Drew Burnett Gregory is back at Sundance, reporting daily with queer movie reviews from one of the world’s most prestigious film festivals. Follow along for her coverage of the best in LGBTQ+ cinema and beyond.
Vicente is in his car outside the small airport of Las Cruces, New Mexico waiting for his kids. He’s nervous. His hands are shaking. He smokes to calm himself or just to have something to do. The flight attendant exits the airport with his two kids, tomboy Violeta and girly Eva, and he does his best to shift into father mode.
The movie shifts too. This opening moment is one of the few we’re with Vicente, the rest alternating between Violeta and Eva. This brief glimpse will endear us to him even as he hurts his kids. We’ll know he cares. We’ll know he’s trying his best. But it doesn’t ease the hurt. It might even make it worse.
Alessandra Lacorazza’s debut feature, In the Summers, is split into four sections, four summers where Vicente’s kids visit from California. The film spans over a decade as Violeta and Eva are played by three different actors.
Even as a child, it’s obvious Violeta is queer. But her dynamic with her father and her sister and the rest of the world is as complicated as queer existence often is in life. Vicente has a respect for Violeta, a clear favoritism built on their shared masculinity — even though he still has homophobic outbursts. It’s Eva who faces the most rejection from her father, even as it’s Eva who is most desperate for his love.
It’s also not as simple as Violeta being masculine and Eva being feminine. Especially as they get older, those lines are blurred as Eva evolves into her own kind of tomboy. Violeta is more emotional while Eva is hardened. Eva skateboards and excels at pool and both Violeta and Eva attach to local dyke bartender Carmen.

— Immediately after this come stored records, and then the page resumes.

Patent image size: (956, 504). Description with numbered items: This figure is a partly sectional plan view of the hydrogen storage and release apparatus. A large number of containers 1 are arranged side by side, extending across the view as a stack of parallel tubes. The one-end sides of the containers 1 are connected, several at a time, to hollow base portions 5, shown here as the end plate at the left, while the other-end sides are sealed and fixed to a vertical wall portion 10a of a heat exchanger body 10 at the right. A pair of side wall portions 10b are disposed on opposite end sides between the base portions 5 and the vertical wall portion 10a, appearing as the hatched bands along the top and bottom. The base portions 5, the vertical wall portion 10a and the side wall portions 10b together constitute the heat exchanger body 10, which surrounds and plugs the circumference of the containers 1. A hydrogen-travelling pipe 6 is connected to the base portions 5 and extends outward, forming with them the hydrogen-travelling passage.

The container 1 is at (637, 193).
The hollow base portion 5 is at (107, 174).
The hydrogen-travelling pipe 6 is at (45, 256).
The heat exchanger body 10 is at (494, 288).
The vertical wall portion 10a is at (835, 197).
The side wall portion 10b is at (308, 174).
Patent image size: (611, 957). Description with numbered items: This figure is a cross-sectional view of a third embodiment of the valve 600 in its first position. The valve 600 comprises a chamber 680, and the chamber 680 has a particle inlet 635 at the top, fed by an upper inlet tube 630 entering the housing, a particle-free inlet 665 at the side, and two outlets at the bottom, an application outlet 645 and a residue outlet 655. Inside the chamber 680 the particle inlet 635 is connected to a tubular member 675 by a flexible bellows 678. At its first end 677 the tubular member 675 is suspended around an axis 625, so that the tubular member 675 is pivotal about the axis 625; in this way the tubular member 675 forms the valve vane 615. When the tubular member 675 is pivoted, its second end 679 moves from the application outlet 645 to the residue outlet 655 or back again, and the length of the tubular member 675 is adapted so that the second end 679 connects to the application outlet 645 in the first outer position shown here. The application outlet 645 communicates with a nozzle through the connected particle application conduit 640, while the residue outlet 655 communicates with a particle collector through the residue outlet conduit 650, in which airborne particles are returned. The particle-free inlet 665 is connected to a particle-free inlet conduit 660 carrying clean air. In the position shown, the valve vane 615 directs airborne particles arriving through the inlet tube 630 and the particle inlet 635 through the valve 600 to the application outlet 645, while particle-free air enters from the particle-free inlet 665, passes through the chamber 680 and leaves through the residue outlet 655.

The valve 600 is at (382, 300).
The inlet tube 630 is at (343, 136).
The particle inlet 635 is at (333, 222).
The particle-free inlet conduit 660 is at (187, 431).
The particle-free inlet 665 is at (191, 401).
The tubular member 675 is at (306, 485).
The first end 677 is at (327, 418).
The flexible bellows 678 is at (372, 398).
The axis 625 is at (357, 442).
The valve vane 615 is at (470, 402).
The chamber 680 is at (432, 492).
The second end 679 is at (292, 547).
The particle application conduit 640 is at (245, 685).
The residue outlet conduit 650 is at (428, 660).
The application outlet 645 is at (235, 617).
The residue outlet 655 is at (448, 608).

The greatest strength of In the Summers are these well-written, realistic, complicated characters and watching how the change — or don’t — and how their relationships change — or don’t — over time. Lacorazza’s sharp writing is paired with several excellent performances including Réné Pérez Joglar (aka rapper Residente) as Vicente, Emma Ramos as Carmen, Leslie Grace as Vicente’s girlfriend Yenny, and Lío Mehiel and Sasha Calle as the eldest versions of Violeta and Eva.
But it’s the middle versions of Violeta and Eva who are the heart of the film — old enough to be fully aware, young enough to leave down some of their defenses. Allison Salinas and Kimaya Thais give phenomenal performances that are a testament to their burgeoning talents and Lacorazza’s talent as a director.
Each part opens with a video still life marking the next chapter. It’s a nice cinematic flourish and I wish the film had more like it. In the Summers is at its best when it supports its writing and performances with a clear form — a sweaty party in shallow focus, an accident lost in darkness. Too often the film falls back on a flat naturalism that doesn’t quite fit with its snapshot memory structure.
Nevertheless, this is a film that prioritizes character and that is where it excels. Watching Mehiel and Calle synthesize Violeta and Eva’s childhoods into their adult selves recalled the last chapter of Moonlight — pretty much the highest compliment I can give.
When we leave Violeta and Eva they’re in their early 20s, still so young. They each have so much growth left to stumble through, so many more chapters to live. In the Summers is a queer coming-of-age movie that understands childhood and adolescence are just the beginning — our memories shape us for the rest of our lives.
In the Summers is streaming on the Sundance virtual platform January 25-28.